Komisja śledcza badająca okoliczności śmierci byłej posłanki SLD Barbary Blidy przesłuchała wczoraj pierwszego z 11 oficerów ABW zaangażowanych w sprawę. Zeznania nie przyniosły przełomu, ale przejdą do historii komisji śledczych. Po raz pierwszy posłowie na jawnym posiedzeniu przesłuchali świadka, którego wszystkie dane muszą pozostać tajne.
– Zdecydowaliśmy się na ten precedens, bo zależało nam, by zeznania oficerów ABW były jawne. Przepisy przewidują jednak, że ze względu na charakter ich pracy ich dane nie mogą być upublicznione. Wszystko to doprowadziło nas do tego miejsca – tłumaczy przewodniczący komisji Ryszard Kalisz (SLD).
Wczorajsze przesłuchanie nie odbyło się w Sejmie, ale w Sądzie Najwyższym, bo tam są sale przystosowane do przeprowadzania rozpraw z udziałem świadków koronnych.
Specjaliści z ABW musieli zadbać o zabezpieczenia, które uniemożliwiają ewentualne rozpoznanie świadka. Chodzi np. o to, by nikt nie mógł się podpiąć do urządzeń elektronicznych.

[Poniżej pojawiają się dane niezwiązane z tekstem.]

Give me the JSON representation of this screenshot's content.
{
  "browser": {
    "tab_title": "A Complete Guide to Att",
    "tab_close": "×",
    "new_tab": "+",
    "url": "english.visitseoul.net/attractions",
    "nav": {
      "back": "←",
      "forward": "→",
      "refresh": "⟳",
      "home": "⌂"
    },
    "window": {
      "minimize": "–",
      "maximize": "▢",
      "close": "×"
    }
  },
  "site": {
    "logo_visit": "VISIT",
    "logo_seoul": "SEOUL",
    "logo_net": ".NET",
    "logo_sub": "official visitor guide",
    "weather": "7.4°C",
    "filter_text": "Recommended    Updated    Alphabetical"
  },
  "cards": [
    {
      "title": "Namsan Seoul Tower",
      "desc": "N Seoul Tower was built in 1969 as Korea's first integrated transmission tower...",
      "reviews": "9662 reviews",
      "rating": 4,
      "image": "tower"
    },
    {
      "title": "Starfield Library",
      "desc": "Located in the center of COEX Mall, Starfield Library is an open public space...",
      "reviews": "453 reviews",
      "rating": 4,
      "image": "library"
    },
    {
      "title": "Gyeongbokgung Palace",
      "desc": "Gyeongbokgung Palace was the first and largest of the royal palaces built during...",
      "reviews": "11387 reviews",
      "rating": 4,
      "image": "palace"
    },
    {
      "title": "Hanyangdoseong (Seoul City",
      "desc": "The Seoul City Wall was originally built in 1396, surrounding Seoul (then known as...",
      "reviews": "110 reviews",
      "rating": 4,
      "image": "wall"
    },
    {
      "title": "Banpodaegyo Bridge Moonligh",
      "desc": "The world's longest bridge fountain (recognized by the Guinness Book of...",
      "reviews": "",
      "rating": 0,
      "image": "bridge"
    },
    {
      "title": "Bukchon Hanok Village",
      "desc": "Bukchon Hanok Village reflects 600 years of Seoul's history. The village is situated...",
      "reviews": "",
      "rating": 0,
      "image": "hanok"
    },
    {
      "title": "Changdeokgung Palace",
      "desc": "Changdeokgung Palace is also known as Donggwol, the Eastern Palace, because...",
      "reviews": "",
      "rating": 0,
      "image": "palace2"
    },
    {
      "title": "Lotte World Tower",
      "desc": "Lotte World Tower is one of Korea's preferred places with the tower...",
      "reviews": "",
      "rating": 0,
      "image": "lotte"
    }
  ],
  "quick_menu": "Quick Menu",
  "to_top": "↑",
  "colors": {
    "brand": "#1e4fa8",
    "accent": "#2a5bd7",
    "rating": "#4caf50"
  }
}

Na przesłuchanie świadka dowieźli inni oficerowie ABW i wprowadzili do sądu tylnym wejściem. Podobnie go wyprowadzili po przesłuchaniu. Podczas samego składania zeznań siedział w sali sąsiadującej z tą, w której byli posłowie. Gdzie dokładnie? – Tuż za naszymi plecami – tłumaczył Kalisz, dodając, że więcej nie może zdradzić.